The 400-Word Review: The Favourite
The quirky period drama starring Emma Stone is one of the year's best films.
Photo by Yorgos Lanthimos. © 2018 Twentieth Century Fox Film Corporation.
There has been a steady ascension — from very good to great — in the recent work of director Yorgos Lanthimos.
“The Lobster,” in 2015, brought dry humor and occasional heartbreak to a high-concept bit of speculative fiction. His 2017 followup, “The Killing of a Sacred Deer,” was uncanny domestic horror; it was a more complete vision than “The Lobster” (which had a flat third act) but remained a touch too heady to fully resonate.
“The Favourite” is the most direct and accessible of the three films. Which is odd, considering it’s a chamber drama of sexually charged palace intrigue among 18th-century nobility.
Some stories just land.
Queen Anne (Olivia Colman) is a regal terror, an oblivious, vainglorious monarch in perennial-yet-undefined ill health. She is managed by Sarah (Rachel Weisz), a confidant, companion and low-level Duchess; Sarah uses a variety of underhanded, obvious and insidious tactics to serve as puppetmaster to the Queen.
Sarah’s influence is upended by the arrival of a distant cousin, Abigail (Emma Stone), who is seeking low-level employment. She gets it, in the kitchens; after demonstrating a knack for obsequious toadying even great than her cousin’s, she quickly rises in the Queen’s eyes, leading to a brutal and deliciously biting love triangle.
“The Favourite” is remarkably gorgeous. Its costumes are jaw-dropping, its sets are vivid, its lighting is hypnotic. The cinematography, by Robbie Ryan, is perfect. The period touches are played for enchantment, for humor, for drama and for immersion. And — here’s the remarkable thing — that’s all kind of beside the point.

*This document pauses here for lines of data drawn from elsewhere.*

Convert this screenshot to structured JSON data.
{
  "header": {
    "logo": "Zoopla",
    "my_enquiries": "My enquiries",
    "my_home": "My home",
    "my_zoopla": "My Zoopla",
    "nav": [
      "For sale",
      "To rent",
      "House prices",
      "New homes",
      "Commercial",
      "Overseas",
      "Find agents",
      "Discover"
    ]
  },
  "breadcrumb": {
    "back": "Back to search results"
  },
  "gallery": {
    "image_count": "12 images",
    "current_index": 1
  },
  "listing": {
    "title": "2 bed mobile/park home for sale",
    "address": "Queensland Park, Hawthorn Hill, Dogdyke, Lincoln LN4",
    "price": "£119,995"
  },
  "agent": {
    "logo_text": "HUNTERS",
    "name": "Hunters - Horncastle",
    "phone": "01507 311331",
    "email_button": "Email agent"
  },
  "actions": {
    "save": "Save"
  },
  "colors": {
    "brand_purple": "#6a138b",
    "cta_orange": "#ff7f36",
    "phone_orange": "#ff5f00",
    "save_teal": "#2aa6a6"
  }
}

The staggering thing about this film is how universal it is. It doesn’t matter that we’re dealing with the concerns of good-for-nothing, 300-year-old nobles; this is a simple, human story. Two people are close; a new person shows up; things get complicated. It could be about anyone and anything. It could be about animated squirrels. It’s unavoidably compelling.

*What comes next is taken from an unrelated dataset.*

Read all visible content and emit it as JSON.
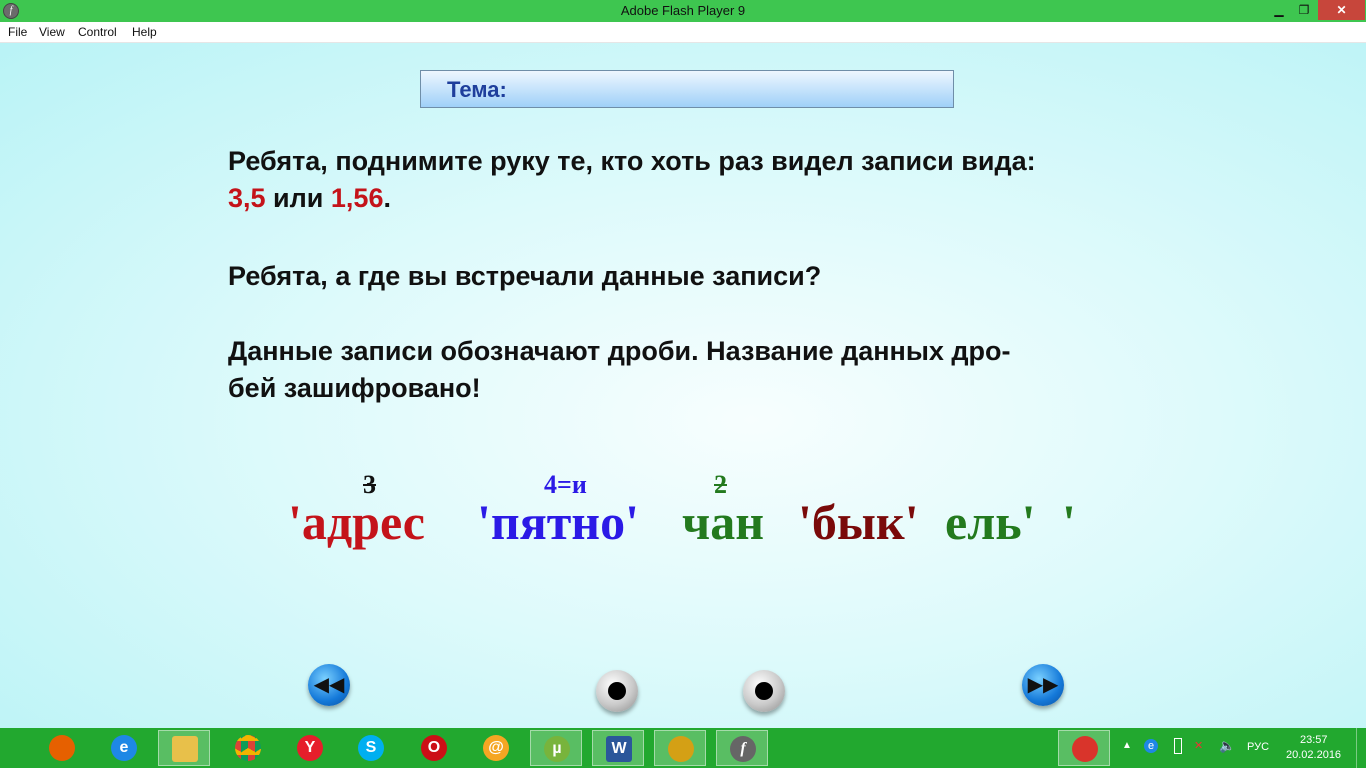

A trio of excellent performances makes it easy to get swept up in the tale, though each viewer may pick a different rooting interest. (I opted for Abigail, but you could certainly disagree.) The screenplay, by Deborah Davis and Tony McNamara, sets up this struggle beautifully (and packs a comedic wallop in many scenes). It is ultimately Lanthimos, though, who creates the simmering mood of tension, jealousy and rage that layers itself over every scene like a fine dust. “The Favourite” is quietly perfect.